“Yes. She asked me what I was going to wear. I told her I hadn’t made up my mind, and she recommended me to go to a place in Coventry Street where I should be able to see some costumes.”
“Another little side line,” the shrewd examiner commented. “There’s not much doubt she got a commission there. She struck me as a good woman of business.” His face became grave once more. “And now, Miss Neobard, I must ask you to tell us what you know about Lady Violet Bredwardine?”
It was the question I had been dreading. I dreaded the answer still more.

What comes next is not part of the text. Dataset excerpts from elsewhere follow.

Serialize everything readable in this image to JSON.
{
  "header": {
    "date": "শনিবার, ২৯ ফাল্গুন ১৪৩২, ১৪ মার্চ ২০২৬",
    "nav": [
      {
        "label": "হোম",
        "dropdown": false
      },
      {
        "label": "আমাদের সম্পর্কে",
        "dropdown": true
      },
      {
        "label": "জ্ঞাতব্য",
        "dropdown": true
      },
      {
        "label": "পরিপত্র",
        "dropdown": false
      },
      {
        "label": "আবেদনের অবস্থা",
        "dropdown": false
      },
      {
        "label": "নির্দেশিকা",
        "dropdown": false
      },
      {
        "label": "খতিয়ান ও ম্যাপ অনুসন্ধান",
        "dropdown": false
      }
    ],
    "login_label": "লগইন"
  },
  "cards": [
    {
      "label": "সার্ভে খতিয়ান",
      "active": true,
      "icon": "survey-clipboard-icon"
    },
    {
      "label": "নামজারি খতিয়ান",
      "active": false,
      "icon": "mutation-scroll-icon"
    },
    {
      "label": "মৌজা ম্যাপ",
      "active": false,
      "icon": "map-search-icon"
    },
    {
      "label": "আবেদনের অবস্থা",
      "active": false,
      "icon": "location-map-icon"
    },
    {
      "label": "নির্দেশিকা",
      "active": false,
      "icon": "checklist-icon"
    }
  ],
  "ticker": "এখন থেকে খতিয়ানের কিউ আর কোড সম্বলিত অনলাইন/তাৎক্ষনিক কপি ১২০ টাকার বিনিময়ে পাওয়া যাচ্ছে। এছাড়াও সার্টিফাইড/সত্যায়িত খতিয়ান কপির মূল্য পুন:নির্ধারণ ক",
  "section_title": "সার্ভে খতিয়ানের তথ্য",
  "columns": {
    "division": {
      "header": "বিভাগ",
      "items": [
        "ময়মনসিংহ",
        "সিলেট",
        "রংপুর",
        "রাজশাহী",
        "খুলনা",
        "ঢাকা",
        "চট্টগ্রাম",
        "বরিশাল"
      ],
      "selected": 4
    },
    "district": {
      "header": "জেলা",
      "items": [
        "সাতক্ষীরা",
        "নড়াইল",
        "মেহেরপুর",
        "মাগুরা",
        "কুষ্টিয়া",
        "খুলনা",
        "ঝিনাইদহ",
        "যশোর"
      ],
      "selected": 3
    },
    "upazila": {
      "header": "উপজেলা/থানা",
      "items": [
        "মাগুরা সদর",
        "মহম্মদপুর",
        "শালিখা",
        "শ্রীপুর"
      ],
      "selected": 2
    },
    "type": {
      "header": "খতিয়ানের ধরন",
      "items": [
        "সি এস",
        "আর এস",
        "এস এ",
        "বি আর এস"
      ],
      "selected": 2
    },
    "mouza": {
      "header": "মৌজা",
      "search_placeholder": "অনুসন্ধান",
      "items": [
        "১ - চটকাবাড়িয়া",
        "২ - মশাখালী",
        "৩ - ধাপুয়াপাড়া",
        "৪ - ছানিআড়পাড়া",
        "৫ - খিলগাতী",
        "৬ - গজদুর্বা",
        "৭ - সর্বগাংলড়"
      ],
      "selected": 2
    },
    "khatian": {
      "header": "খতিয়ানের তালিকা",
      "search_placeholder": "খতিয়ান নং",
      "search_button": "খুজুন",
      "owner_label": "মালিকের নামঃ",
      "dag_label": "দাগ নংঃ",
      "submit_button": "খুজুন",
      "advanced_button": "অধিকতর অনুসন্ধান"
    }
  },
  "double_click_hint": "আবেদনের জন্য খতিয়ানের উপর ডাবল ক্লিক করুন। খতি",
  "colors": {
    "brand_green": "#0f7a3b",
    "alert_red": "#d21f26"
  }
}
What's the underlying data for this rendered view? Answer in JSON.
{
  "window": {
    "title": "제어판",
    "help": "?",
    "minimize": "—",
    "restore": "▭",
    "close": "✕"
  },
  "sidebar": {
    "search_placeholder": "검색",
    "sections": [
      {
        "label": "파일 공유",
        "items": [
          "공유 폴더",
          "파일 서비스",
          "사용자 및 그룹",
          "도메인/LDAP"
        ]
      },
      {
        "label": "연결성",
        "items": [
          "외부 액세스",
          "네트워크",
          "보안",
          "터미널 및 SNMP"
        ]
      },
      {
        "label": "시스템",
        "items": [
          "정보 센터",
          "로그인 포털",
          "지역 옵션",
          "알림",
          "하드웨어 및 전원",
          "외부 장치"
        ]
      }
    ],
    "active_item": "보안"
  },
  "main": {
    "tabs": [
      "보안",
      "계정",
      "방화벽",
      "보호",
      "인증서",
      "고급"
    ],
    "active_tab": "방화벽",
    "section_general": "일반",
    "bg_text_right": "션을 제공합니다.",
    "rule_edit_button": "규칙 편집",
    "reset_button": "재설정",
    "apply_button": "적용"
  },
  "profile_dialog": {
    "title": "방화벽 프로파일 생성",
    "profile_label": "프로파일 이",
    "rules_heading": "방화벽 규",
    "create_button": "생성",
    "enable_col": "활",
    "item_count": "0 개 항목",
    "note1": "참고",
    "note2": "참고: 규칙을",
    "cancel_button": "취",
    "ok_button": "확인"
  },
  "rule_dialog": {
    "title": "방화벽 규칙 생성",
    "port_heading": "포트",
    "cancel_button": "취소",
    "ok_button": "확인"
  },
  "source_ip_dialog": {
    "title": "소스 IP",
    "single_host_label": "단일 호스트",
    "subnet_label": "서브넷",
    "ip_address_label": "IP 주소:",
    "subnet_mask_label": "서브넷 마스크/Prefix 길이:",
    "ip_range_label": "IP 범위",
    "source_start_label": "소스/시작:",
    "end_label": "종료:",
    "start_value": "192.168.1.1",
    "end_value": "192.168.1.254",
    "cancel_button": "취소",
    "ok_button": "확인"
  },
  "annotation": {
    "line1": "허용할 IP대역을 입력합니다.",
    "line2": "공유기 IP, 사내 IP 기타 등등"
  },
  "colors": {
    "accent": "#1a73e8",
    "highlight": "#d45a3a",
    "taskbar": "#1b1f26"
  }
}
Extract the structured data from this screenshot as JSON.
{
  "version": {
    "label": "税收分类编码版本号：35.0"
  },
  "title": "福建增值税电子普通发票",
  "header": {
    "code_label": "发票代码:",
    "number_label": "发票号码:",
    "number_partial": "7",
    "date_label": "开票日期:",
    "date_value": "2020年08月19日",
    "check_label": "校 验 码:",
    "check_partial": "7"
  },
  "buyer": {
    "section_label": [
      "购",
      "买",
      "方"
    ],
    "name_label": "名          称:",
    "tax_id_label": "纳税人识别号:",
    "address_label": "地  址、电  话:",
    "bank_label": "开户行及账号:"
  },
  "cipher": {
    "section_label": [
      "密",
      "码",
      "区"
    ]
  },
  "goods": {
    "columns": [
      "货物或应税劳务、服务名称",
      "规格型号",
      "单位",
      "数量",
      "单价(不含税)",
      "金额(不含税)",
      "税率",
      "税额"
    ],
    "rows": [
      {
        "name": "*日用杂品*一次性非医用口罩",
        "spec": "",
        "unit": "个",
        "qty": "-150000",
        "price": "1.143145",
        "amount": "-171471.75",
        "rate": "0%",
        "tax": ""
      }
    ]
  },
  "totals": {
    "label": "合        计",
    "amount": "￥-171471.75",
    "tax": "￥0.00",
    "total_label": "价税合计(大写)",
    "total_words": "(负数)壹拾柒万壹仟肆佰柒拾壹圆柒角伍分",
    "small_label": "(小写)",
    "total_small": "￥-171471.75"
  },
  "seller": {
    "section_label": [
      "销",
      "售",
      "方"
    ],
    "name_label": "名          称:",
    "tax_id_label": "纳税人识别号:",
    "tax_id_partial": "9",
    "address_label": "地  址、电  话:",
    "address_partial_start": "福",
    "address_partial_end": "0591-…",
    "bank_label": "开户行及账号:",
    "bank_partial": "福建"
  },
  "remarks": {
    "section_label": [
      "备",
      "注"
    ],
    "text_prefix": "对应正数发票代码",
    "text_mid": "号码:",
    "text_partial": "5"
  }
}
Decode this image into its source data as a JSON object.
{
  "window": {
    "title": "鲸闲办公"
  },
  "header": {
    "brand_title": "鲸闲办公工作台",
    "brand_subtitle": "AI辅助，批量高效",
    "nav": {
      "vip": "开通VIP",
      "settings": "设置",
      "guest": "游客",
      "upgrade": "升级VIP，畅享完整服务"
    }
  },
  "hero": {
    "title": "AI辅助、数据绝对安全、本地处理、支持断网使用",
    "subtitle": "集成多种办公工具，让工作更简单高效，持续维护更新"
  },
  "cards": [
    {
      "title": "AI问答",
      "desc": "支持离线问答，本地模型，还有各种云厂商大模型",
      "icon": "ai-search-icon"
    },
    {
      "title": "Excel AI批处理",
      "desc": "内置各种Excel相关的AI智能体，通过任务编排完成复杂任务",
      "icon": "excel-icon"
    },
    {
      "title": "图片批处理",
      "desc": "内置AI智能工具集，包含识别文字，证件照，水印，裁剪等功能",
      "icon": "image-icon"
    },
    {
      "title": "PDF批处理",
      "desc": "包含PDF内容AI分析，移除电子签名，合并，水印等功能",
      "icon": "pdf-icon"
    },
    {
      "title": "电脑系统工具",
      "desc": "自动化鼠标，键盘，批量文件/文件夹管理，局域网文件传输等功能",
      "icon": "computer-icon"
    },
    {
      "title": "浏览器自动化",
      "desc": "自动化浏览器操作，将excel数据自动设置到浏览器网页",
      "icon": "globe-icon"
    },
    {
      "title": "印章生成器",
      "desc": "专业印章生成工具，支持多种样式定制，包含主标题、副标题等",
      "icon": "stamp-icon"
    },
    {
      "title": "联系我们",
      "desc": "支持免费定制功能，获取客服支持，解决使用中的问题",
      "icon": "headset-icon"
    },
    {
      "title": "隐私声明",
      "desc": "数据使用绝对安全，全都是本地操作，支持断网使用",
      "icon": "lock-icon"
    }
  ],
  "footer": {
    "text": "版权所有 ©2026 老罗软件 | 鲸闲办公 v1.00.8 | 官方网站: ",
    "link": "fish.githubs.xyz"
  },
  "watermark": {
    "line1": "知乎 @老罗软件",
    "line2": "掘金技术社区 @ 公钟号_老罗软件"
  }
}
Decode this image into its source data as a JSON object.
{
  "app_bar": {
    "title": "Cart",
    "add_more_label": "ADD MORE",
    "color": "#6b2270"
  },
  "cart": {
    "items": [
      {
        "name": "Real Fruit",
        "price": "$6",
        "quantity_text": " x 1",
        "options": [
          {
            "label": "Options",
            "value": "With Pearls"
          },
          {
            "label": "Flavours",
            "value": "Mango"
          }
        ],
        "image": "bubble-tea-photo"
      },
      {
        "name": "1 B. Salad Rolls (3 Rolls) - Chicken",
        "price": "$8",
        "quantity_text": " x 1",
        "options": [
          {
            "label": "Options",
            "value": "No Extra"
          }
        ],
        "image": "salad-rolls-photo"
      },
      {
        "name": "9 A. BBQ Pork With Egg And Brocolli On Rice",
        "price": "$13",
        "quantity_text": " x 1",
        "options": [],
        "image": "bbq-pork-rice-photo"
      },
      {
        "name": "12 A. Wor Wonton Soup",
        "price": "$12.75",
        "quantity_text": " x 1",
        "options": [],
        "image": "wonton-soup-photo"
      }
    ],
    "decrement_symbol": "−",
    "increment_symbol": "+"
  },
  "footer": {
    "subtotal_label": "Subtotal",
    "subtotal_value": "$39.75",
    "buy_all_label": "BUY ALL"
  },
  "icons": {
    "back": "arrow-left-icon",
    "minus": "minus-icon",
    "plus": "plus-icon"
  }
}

The accuser flushed. “I know that she was more than a patient,” she said in a low voice. “I know that he met her away from the house, at other places besides the Club.”
“I’m afraid I must ask you to tell us more than that. You have practically accused her of poisoning him. I think you must see that I am entitled to know whether you have any grounds for throwing suspicion on her beyond personal ill-will.”
The answer came slowly. It was with a painful effort that the girl confessed how far her jealousy had carried her.
“I knew that he was neglecting my mother for other women. I had known that for some time. He was almost always out at night, and he never told us where he had been. I wanted my mother to apply for a separation, and I thought I ought to get evidence. I followed him.”
She stopped short, her face burning and her eyes lowered towards the ground.
“Yes? You have told us already that you followed him to the Club that night. But you must have seen them together at other places before?”
The girl nodded. “I have seen them walking in Regent’s Park. And I have seen them dining together at....” She whispered the name of a restaurant in a little side street not far from Piccadilly, which is well known to Londoners as a place to which men more often take other people’s wives and daughters than their own.